Holly Richardson: Ladies, it’s time to own your stories and your voices

This image released by Disney shows characters, from left, Sven, Olaf, voiced by Josh Gad, Kristoff, voiced by Jonathan Groff, Elsa, voiced by Idina Menzel, and Anna, voiced by Kristen Bell, in a scene from "Frozen 2," in theaters on Nov. 22. (Disney via AP)

I am still thinking of a comment made by Susan Madsen, Ph.D., last week at Utah Valley University.

At the conclusion of the evening where Valerie Hudson, Ph.D., and Sharon Eubank both spoke on the power and importance of voice, Madsen said she had just talked separately with two women about the need for their voices and their leadership. They both told her that was not their role. They were not supposed to use their voices. They were not supposed to be leaders. That was their husband’s role.

Wait. What??

I have been asked many times how I get my husband to “let” me do things. How did you convince him to “let” you run for political office? How did you get him to say OK to you returning to school? Is he OK with you writing strong opinion pieces? How did you get him to let you adopt? (As if you can “accidentally” adopt.)

Let me say this as clearly as I can. There is no “let.”

We are partners in our relationship but he is not the boss of me. And I am not the boss of him.

In some ways, I get it. If you are an adult woman, you probably remember being a little girl and told to tone it down. Maybe, like me, you heard that you were too bossy or too loud or too big for your britches or too opinionated or too intimidating or “too” something else.

I bet that little girl who knew who she was and what she wanted got lost somewhere along the way. You learned to shush yourself. To fit in by being quiet. To define yourself in relation to others, rather than embracing you.

You were someone’s daughter, friend, neighbor or employee. Maybe you became someone’s spouse and someone’s mother. You may have even convinced yourself that it was “not your role” to have your own opinions, not your role to speak up when you saw injustices, that “someone else” would do the speaking.

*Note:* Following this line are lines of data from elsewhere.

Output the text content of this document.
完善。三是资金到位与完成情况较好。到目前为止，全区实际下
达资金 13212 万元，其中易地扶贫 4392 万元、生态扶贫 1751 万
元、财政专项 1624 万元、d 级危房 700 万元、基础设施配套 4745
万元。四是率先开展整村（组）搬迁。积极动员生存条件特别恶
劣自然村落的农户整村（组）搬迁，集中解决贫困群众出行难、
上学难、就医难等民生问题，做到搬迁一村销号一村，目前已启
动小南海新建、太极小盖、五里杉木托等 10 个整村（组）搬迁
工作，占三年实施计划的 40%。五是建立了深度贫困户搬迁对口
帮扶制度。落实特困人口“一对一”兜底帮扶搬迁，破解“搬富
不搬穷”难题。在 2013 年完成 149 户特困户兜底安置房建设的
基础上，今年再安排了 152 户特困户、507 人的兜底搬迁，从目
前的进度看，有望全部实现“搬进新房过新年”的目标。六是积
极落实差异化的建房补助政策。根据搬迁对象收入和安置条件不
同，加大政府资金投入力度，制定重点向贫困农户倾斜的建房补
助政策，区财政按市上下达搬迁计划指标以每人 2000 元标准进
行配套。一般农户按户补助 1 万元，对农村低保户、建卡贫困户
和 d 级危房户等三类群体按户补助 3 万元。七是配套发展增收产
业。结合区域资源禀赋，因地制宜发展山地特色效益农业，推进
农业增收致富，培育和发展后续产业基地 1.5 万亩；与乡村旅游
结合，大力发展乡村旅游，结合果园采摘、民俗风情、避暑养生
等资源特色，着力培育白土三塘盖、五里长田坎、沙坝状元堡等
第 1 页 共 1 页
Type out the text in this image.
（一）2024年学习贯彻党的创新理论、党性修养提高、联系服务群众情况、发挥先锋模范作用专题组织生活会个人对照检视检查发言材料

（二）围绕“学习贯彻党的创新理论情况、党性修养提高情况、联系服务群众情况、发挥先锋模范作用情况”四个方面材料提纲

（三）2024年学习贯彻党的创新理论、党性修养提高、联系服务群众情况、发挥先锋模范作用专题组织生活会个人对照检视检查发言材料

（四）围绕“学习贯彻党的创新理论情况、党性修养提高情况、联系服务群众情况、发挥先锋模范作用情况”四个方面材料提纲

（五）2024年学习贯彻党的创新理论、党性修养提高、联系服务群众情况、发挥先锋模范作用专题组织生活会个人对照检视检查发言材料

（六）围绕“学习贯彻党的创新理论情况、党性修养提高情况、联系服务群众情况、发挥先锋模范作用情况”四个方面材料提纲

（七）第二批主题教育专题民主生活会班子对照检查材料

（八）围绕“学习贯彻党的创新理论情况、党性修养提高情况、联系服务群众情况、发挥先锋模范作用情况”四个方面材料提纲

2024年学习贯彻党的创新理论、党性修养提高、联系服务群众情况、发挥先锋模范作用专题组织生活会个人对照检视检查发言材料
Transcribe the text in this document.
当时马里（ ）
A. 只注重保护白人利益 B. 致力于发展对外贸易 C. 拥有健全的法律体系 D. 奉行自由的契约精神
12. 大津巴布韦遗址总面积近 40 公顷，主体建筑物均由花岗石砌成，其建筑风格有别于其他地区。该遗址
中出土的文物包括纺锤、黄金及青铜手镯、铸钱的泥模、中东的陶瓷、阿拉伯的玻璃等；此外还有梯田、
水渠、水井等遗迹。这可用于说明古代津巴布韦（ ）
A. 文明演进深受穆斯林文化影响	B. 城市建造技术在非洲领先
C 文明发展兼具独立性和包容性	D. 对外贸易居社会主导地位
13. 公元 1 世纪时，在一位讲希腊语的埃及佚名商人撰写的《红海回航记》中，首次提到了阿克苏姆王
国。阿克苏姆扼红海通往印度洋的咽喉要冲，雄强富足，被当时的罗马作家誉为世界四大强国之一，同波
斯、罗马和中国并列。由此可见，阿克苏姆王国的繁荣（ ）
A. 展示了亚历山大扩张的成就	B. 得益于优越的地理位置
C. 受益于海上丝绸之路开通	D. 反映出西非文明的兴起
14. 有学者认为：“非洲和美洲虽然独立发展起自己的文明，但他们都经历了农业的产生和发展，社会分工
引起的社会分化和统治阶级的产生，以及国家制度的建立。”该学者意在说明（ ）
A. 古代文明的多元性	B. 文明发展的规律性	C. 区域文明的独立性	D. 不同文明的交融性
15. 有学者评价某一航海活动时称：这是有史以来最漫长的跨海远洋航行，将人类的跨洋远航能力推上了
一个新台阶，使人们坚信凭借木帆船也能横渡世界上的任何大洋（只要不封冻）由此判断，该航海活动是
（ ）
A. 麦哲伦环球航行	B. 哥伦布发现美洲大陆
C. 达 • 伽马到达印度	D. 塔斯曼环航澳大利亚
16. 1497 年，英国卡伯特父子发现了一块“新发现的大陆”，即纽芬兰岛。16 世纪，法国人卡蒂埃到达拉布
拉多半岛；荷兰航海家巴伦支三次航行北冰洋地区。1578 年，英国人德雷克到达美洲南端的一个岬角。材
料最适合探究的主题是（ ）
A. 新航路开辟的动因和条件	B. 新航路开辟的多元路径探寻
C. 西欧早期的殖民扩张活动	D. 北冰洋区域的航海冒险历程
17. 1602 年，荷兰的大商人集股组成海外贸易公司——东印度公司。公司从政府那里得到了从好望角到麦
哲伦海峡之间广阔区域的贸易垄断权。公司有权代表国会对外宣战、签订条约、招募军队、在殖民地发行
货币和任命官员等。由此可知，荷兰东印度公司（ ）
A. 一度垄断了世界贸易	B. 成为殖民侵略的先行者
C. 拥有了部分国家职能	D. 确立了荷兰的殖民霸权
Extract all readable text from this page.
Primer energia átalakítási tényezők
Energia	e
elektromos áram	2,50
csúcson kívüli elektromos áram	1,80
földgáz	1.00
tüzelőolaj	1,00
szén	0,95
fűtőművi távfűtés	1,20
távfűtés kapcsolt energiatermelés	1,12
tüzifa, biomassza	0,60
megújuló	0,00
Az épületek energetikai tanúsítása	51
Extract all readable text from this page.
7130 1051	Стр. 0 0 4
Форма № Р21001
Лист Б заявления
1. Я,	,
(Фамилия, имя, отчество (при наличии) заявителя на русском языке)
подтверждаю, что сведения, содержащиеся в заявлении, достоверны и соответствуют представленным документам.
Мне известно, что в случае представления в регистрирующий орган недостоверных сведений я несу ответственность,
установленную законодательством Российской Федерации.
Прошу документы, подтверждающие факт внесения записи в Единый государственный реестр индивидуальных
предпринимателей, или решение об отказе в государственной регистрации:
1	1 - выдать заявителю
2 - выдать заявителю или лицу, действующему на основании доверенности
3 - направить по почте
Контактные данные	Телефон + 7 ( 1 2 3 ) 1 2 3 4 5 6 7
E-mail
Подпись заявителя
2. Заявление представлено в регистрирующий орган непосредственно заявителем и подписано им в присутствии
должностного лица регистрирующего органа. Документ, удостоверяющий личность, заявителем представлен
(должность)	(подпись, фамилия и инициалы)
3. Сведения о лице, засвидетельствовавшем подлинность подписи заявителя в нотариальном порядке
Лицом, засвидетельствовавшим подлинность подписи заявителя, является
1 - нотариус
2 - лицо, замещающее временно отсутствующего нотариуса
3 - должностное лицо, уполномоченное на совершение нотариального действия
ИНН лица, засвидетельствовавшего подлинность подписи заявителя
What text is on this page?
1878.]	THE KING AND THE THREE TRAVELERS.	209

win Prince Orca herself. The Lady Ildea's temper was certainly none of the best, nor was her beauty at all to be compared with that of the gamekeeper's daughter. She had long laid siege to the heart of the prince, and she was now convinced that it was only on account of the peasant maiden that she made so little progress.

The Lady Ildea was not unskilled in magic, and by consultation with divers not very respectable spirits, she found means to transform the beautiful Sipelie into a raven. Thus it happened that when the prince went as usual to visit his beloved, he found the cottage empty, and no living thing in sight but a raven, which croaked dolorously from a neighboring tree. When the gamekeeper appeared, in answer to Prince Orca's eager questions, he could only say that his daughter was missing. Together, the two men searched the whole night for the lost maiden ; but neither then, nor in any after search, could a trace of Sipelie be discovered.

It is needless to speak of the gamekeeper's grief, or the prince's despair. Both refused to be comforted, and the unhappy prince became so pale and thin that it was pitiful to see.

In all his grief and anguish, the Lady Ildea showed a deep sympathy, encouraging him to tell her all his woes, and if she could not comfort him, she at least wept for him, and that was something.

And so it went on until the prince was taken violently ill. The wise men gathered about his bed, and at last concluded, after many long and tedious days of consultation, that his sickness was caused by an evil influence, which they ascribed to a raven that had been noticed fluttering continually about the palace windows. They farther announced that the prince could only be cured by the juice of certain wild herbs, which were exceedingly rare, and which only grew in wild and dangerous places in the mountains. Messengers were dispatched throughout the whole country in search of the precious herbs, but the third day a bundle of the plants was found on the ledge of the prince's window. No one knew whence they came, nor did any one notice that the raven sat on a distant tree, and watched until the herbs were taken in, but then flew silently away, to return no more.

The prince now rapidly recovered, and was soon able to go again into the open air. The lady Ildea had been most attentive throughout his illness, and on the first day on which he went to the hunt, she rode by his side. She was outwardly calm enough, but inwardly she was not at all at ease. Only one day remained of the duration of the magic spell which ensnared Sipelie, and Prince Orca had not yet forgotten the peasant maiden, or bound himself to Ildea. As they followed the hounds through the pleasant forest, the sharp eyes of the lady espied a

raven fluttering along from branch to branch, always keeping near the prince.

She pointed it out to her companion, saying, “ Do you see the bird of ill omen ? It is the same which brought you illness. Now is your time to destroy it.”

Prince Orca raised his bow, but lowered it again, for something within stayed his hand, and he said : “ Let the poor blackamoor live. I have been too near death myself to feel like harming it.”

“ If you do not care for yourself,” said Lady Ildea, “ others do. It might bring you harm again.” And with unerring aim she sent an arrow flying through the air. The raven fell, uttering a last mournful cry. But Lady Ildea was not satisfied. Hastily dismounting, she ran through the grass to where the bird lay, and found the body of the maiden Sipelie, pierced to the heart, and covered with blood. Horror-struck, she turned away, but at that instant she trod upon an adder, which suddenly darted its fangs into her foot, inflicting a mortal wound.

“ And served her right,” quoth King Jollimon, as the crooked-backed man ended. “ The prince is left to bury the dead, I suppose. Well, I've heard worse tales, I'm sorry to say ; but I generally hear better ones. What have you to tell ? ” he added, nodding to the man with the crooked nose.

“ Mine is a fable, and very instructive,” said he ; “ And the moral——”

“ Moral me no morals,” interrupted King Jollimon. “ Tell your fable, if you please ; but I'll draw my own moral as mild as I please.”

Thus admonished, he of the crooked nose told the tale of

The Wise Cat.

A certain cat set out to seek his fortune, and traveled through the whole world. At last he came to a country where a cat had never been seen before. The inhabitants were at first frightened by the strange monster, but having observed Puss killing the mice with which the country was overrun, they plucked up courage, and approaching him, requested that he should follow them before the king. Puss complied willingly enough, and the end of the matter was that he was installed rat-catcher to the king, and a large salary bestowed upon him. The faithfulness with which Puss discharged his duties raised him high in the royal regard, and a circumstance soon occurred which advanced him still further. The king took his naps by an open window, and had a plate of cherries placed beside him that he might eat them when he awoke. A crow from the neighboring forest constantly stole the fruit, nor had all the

Someone else would deal with the injustices you saw while you deliberately silenced yourself.

Well, sister, I say it’s time to find your voice and start speaking up. No fairy godmother is coming to tap you on the shoulder — or to speak for you. Remember Elsa in the Disney movie “Frozen 2”? Her sister sings to her “Step into your power. You are the one you’ve been waiting for.”

You might not feel ready. You might not feel you can write or speak in the way you’d like. Well, the best way to get better is to get started. My first posts on my “Holly on the Hill” blog were a lot different than the last ones. My first articles for The Salt Lake Tribune three years ago were not the same as the ones I write today.

My very favorite quote is one by Ralph Waldo Emerson: “That which we persist in doing becomes easier, not that the nature of the task has changed, but our ability to do has increased.” I promise — you will get better but you have to get going.

That spark that was there when you were a little girl? It’s still there. It may have been buried by the “shoulds” of life, by what we mistakenly believed we were “supposed” to do or not do, but I am confident it is still there, like a little pilot light ready to be fanned into flame.

Brené Brown wrote “You either walk inside your story and own it or you stand outside your story and hustle for your worthiness.”

Own your story, sister, and then please share it. We need your voice. It’s time to let it be heard.

Holly Richardson

Holly Richardson is a regular contributor to The Salt Lake Tribune.